I used to always start at the beginning.
I always thought that I needed to explain things completely in order to get someone to understand an issue. So, I’d fill them in on the background, explain the fundamentals, and bring them up to speed on every step I’d taken so far.
Then, and only then, I thought, could we get into the meat and potatoes of whatever it was that needed to be discussed and decided.
Not effective. Not efficient.
The whole time I’m babbling, the other person is wondering what this is all about. They don’t have a good way to discern important details from unimportant details. They are accumulating questions, losing focus, and probably just trying to figure a graceful way out of the conversation.
I had much better luck once I figured out that the best way to start was often at the end.
If I got to the point quickly, whoever I was speaking to was much better prepared to engage.
Because I’ve given them an anchor.
They now had an important reference point to help them focus more directly on the most important details of the background information. They would listen more carefully and, more often than not, start asking questions.
By giving them the bottom line up front, I didn’t lose my big punch line — I gained their attention.
The conversation would more naturally flow back and forth. Questions would arise that uncovered the most important background information. Details would get discussed that are most relevant to go-forward planning and strategy.

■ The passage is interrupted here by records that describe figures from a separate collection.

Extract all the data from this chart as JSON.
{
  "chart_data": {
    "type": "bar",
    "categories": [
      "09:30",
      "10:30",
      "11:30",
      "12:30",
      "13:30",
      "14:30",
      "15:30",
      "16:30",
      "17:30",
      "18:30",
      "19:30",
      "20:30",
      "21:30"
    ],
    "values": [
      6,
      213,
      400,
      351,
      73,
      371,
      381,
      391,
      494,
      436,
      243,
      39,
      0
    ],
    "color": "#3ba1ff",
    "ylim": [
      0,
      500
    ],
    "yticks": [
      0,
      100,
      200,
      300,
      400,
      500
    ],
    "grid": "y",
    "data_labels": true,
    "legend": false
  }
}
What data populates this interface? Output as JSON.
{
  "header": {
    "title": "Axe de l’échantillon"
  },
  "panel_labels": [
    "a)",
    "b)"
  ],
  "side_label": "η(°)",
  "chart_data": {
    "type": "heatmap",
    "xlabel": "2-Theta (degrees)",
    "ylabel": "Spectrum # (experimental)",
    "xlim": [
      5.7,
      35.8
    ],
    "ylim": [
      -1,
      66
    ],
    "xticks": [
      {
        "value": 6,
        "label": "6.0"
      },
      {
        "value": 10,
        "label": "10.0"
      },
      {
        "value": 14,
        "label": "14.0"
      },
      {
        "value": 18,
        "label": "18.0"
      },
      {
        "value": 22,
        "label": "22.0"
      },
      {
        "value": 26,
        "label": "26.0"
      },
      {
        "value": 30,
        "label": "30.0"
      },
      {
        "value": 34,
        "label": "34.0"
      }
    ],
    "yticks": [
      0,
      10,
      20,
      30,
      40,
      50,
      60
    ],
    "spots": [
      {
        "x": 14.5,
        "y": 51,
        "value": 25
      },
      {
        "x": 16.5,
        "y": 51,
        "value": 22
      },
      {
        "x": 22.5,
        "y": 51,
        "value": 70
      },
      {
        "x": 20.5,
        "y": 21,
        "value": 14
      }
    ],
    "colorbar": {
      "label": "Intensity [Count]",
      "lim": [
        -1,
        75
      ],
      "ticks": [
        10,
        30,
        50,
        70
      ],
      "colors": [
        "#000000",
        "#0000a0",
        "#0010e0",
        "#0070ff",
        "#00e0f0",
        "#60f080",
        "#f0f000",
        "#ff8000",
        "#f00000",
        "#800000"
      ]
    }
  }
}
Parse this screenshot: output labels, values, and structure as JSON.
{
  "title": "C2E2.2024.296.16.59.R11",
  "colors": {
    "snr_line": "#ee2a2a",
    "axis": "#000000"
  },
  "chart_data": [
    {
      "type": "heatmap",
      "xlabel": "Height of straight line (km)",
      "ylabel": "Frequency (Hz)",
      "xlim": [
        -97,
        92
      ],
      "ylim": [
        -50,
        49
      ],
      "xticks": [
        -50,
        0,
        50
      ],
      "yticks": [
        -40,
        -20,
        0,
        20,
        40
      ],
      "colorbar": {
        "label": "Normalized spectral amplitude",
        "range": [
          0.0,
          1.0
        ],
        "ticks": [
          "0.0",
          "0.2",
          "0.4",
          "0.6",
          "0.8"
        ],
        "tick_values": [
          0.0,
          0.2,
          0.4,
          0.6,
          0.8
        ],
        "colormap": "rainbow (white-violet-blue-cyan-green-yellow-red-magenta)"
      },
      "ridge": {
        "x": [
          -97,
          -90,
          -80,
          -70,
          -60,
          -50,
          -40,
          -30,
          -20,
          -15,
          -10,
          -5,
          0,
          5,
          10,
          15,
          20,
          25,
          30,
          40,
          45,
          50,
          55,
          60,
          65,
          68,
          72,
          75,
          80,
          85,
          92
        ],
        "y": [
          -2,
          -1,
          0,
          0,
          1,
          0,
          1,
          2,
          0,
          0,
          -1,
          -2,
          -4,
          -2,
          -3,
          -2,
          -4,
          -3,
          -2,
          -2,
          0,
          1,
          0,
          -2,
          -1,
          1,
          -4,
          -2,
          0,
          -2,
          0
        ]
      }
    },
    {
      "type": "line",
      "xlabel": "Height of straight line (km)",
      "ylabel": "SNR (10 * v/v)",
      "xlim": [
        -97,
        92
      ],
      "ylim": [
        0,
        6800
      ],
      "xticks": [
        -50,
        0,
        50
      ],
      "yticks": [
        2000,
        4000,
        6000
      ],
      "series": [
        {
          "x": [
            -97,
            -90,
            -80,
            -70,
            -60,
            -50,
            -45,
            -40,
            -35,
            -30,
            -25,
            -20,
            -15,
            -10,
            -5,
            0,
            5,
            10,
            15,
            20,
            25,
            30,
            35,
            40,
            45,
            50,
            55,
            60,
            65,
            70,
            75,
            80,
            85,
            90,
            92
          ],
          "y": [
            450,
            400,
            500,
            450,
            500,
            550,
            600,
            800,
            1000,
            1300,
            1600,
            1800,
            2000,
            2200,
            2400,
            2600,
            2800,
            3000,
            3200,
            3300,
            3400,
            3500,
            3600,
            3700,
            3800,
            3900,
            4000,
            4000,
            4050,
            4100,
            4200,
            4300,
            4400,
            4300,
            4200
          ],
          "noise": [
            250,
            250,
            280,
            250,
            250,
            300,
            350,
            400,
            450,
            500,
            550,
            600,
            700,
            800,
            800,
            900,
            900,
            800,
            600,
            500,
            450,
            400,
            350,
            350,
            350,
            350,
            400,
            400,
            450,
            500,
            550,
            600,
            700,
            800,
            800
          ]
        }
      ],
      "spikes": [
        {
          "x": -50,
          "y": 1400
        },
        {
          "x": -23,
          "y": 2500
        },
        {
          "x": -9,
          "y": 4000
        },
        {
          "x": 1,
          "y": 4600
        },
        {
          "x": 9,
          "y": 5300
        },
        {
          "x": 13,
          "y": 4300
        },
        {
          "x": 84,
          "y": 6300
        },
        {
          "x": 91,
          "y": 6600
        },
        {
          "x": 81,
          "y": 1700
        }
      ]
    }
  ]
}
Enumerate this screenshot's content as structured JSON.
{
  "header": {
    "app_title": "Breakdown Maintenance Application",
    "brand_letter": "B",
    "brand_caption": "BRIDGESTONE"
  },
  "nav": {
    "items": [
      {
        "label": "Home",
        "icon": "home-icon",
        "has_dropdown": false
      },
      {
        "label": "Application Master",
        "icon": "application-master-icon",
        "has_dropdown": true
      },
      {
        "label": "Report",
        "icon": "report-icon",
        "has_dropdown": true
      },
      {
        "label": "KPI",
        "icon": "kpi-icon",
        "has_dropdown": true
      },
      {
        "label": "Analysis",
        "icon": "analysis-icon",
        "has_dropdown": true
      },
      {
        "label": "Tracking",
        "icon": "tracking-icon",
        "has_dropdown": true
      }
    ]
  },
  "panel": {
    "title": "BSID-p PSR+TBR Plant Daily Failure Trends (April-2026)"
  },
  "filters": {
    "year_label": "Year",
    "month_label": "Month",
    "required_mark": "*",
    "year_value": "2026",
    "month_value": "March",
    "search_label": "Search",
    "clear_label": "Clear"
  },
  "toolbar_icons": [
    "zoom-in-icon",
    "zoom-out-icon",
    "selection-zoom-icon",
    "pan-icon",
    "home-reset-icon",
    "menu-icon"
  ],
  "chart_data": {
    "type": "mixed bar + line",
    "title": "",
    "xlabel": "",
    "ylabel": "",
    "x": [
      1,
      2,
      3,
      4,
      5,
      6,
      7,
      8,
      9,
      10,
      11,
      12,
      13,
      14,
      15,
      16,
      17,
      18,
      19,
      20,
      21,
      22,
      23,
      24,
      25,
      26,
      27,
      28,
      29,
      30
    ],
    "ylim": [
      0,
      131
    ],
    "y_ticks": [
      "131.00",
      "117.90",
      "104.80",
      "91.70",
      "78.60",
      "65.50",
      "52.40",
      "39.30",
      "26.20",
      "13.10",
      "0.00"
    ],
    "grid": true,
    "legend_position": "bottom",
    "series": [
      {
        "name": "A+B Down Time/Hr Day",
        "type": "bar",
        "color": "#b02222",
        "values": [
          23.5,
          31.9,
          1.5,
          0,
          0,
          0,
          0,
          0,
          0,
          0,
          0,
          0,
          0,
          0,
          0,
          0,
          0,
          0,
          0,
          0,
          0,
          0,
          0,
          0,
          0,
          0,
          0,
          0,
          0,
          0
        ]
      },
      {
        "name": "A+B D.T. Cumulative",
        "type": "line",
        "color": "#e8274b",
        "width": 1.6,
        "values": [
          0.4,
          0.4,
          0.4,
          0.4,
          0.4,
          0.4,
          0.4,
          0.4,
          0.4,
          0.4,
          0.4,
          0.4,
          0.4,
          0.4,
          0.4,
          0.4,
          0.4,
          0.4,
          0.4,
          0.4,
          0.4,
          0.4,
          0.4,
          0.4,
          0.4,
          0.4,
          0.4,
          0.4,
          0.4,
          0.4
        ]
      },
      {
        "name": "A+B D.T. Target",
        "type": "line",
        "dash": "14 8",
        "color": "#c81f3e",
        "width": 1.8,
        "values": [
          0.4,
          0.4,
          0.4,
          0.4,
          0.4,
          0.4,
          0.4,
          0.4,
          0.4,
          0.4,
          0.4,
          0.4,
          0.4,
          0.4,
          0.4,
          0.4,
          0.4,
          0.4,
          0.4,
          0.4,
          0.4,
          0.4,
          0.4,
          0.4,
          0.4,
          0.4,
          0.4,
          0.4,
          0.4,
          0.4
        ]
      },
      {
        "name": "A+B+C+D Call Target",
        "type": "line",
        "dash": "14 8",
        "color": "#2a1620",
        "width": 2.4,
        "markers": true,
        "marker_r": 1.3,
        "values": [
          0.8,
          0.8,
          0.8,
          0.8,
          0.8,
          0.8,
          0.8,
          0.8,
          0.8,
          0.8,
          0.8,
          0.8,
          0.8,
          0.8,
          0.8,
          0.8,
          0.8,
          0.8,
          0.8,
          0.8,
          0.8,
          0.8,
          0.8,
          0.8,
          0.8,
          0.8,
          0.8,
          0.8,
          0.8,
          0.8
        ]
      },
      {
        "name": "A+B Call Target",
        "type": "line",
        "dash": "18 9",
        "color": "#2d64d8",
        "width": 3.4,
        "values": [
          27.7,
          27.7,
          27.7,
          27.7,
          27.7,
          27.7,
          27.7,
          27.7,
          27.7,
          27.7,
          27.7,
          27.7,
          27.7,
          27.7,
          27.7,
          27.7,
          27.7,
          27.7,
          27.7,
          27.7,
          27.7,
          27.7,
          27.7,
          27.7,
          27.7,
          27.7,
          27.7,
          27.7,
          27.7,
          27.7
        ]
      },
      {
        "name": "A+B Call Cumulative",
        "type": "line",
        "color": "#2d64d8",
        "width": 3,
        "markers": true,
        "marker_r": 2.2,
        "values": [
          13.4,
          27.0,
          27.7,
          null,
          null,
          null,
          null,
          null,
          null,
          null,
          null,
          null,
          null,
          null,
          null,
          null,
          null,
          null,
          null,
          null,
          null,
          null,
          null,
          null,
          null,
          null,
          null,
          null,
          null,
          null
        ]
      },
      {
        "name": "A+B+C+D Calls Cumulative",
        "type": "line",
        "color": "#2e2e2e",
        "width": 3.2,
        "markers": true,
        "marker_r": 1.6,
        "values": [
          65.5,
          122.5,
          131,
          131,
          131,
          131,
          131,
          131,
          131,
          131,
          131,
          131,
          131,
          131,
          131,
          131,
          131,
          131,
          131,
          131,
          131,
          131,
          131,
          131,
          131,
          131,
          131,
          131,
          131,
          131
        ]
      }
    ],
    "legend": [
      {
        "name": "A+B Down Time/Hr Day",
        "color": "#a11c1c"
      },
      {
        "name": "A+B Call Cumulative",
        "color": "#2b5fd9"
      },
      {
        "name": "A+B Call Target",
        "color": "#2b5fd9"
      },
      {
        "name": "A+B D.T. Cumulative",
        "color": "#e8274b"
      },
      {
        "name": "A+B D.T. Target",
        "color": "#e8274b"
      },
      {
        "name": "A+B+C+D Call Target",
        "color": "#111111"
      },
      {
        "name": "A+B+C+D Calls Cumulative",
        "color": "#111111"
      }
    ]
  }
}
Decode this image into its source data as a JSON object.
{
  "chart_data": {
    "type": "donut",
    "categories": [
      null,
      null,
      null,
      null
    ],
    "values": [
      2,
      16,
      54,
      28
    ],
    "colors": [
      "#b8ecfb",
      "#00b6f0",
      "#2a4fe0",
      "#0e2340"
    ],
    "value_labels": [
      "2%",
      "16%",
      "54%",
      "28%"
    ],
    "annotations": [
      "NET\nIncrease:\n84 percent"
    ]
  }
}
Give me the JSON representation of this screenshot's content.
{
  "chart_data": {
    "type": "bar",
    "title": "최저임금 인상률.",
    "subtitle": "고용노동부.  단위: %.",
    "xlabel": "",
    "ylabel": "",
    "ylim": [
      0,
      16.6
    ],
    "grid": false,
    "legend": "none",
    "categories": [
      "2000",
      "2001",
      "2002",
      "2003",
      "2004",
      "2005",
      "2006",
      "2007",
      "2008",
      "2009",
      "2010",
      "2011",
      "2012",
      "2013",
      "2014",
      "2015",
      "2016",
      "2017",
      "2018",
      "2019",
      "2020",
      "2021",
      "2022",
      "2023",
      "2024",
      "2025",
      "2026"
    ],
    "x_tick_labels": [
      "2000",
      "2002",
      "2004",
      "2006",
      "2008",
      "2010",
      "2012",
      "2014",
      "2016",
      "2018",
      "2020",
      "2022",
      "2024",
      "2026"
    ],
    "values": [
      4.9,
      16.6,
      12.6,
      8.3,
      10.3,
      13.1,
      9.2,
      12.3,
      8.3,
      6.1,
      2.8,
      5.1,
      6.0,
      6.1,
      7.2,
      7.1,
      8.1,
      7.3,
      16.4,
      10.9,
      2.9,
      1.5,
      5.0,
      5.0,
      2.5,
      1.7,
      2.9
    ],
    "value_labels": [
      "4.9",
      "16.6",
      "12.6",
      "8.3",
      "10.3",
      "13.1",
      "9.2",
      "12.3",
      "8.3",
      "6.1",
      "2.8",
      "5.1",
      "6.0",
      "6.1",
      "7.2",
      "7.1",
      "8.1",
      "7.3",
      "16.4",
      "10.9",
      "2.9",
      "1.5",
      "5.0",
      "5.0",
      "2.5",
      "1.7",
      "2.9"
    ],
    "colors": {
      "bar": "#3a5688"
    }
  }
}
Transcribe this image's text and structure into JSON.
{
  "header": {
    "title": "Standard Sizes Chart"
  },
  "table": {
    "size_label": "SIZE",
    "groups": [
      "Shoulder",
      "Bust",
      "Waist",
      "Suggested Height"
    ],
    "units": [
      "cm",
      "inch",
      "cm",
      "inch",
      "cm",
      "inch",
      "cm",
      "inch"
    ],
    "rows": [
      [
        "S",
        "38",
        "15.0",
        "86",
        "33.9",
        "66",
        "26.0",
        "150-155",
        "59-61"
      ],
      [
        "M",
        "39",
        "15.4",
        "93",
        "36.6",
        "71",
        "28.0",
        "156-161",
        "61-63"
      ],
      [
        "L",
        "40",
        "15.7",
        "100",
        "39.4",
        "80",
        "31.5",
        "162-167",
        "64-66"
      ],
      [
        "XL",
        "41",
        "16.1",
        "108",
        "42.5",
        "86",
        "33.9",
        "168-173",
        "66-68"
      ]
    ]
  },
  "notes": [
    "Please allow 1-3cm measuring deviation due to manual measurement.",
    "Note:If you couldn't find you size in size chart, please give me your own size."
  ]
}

Very effective. Very efficient.
Think about an upcoming discussion you need to have. One where you need to brief somebody on a situation and then solicit their input.
Plan to tell them the point first and then fill in the details.
When you speak with them, start with the end. For example…
I think we’re going to need to fire Pat, let me tell you why…
We have a great opportunity to land better clients by raising our fees, let me show you…
The new system isn’t working well, we have three choices on what to do next, here they are…
Don’t those seem a little more attention-getting and conversation inducing?